This post is mostly my journal writing. It is personal experience that connect to helpful principles for human beings in work and community.
When I am not traveling I volunteer in my son’s school class once a week. Yes, this post has a bit of a feeling of learning the important principles at a young age. But particularly, for me, these come from noticing as a father of a child who is now in 1st grade.
A spectacular morning with Elijah. Very loving. Very playful. Very purposeful. Skillfully guided in principle. The kinds of stuff I love.
His mom dropped him off at 8:15 a.m. Tired. A bit cold. A bit grumpy. That’s OK. I know how to work with this, particularly when we are one on one and I haven’t seen him for several days.
– “I’m cold,” he says. I offer the ease of fixing that by turning the heat on. “How does that,” he points to the thermostat, “make it warm?” I see the opportunity for a fun mystery lesson and invite it. I ask if he knows where the furnace is. “No.” I ask if he wants to find it and invite him to be a detective. We find the furnace. I show him the pipes and tell him that these are secret pipes that run through the floor and ceiling. I show him the vent in his room and explain that this is how the thermostat talks to the furnace so that the heat can come through the secret pipes. I LOVE the learning. The content is interesting, but mostly I LOVE the process of getting curious together. Supporting him in his curiosity. He wasn’t satisfied to see just the vent in his room. We walked around each room upstairs and downstairs. And then I added playfully this principle — that I want to be warm, but don’t need to heat the whole house to do that.
– Elijah lays on the couch under the blanket to get warm. I tease and play with him staying close to him. I ask if he can think of lots of ways to keep himself warm. We start naming. “Have a fire. Go under a blanket. Have some hot chocolate. Have a hot bath. Exercise. Ride bikes.” It isn’t the specific naming that I care about so much. It is the curiosity and the imagining out loud together.
– We have oatmeal. Instant for today. I invite him to choose between original and apples and cinnamon. He chooses the latter. I join him with that. Principled again — invite choice and join in sometimes just to join in.
– I take him to school. We park at the end of the parking lot. “This is where we always park, isn’t it.” He is right. I reply with yes and that this is our spot. “What if someone else parked in it?” Elijah asks. I explain that it isn’t our spot but it is one that we often choose to park in. It is available for anyone though. I love again the naming of principle. We don’t have to. We choose too.
– At school, he wants to be the first to work with me. My job has been the same since the start of the school year. I work one on one with the kids, usually 3-8 in a 45 minute period. We do frequently used words and skip-counting. Each time I come I find a way to customize and play with a rather mundane task.
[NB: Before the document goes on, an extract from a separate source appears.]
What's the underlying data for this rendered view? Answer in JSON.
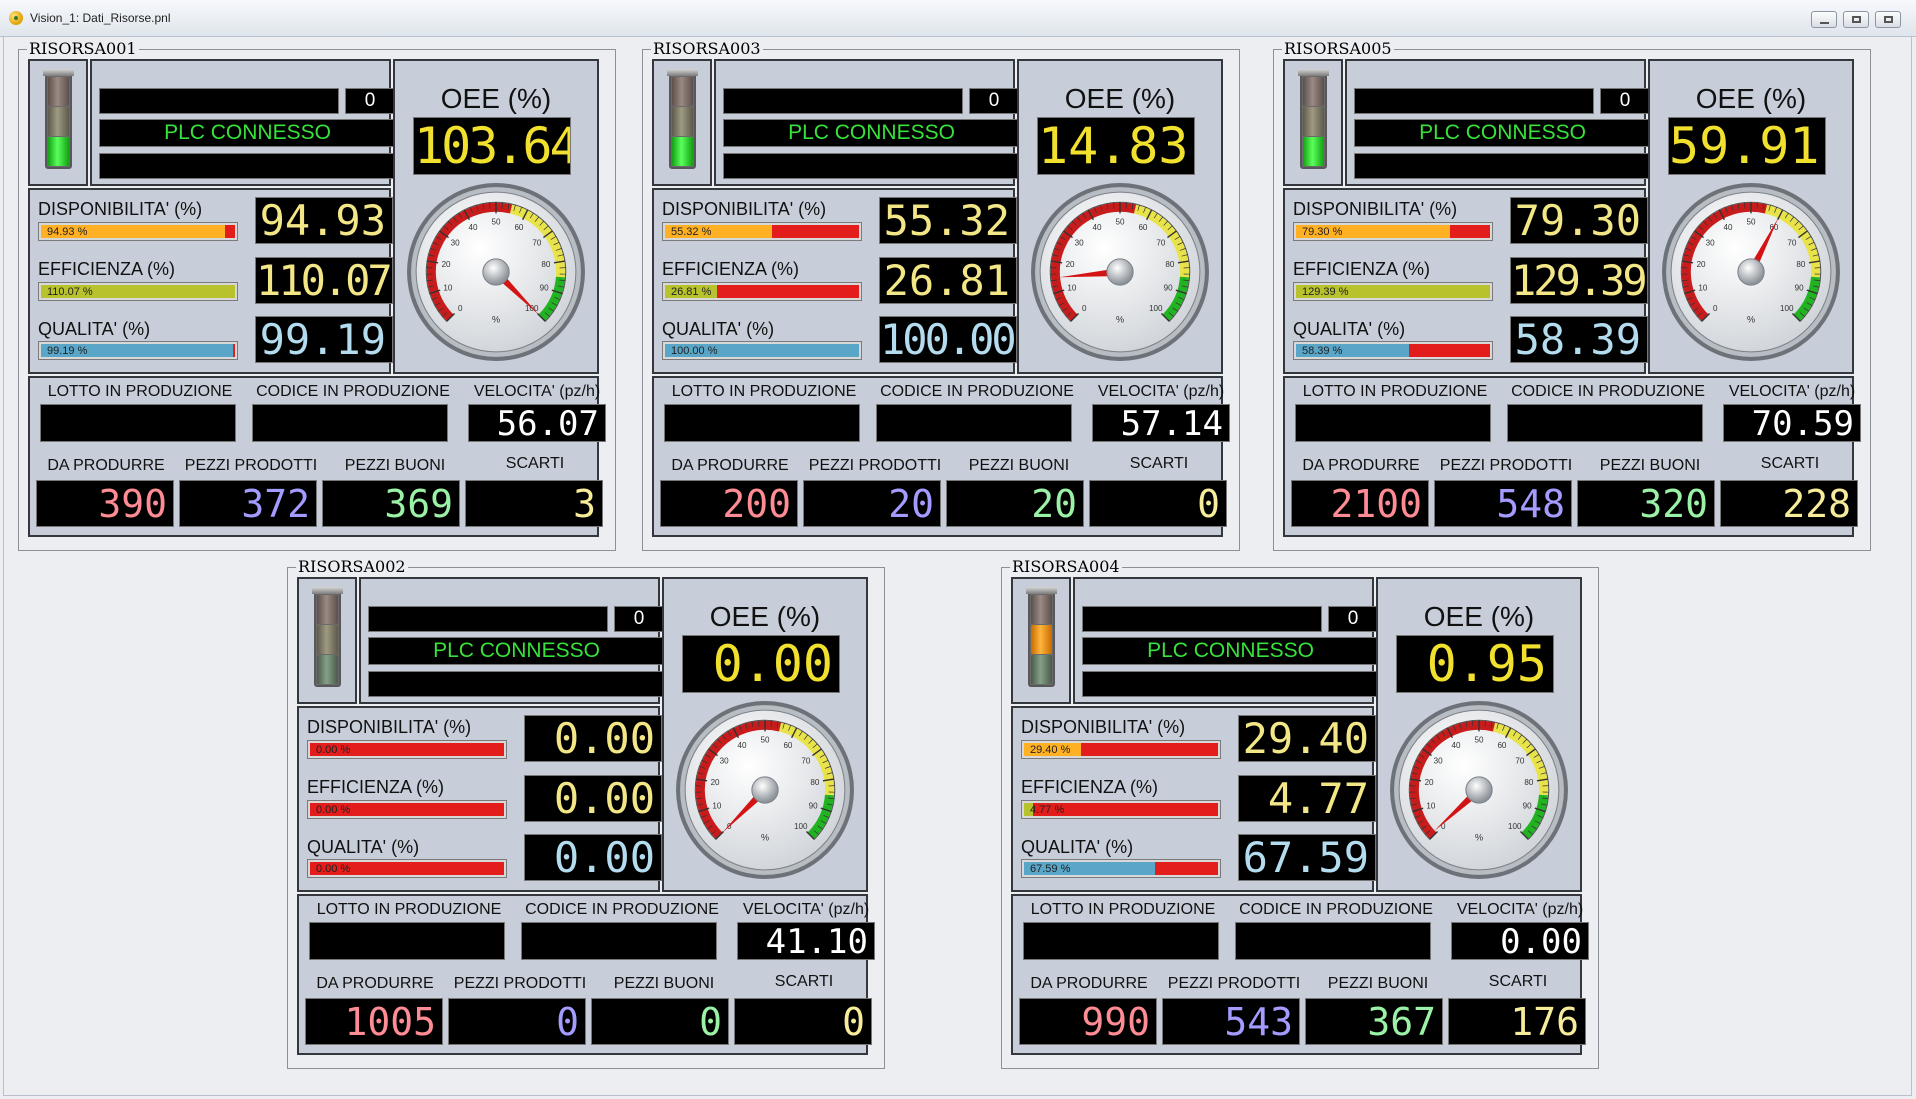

The kids are starting to gather around wanting to be next because they know it or see it as being fun. Again, I offer choice — words or number first. And I do three things really quickly with them. I invite relationship — comment on their shirt or ask what they did yesterday. I offer surprise in the order of the words, departures from what they expect. I challenge them to do something they think they can’t do but is really extension of pattern that they know. The can skip count by tens to 100 by remembering the song. I ask if they can do it from 100 – 200. Many say no. But then I help them to see the pattern that extends their learning. Their smiles are enormous when they realize they already know how to do it.
– The kids get excited when I come to recess. Today they wanted to chase me, which we did. Then I had them form into a circle and be in a cooperative game, passing a clap. Fun to see them shift to another surprise.
– Elijah is proud of me. He seems that way. And doesn’t want me to leave.
– Oh, and Elijah and I meditated too before school. We’ve done it before. For six minutes to match his age. Sit quietly and breath. With eyes open or shut. I try to make it easy yet purposeful. And sharing that mediation is for keeping you healthy and smart — I don’t tell him about emotional body or clarity of mind. Elijah regurgitates one of my answers when I ask why — “so that you can hear the trees.” I smile and I reinforce it with the simplicity and my belief that he will learn to hear many things in his life — that there are many things to hear.
A months worth of good, maybe more, happened in that one hour and forty-five minutes together. Eight home runs in one game — quite something.
Get curious together. Imagine out loud. Invite choice. Join in (participate). Less “have to” and more “choose to.” Invite relationship. Offer surprise. Help to see pattern. Experiment with cooperative play. Keep healthy and smart through deep listening.
Yup, just a bit of important learning and practices there that are about a whole lot more than first grade classes.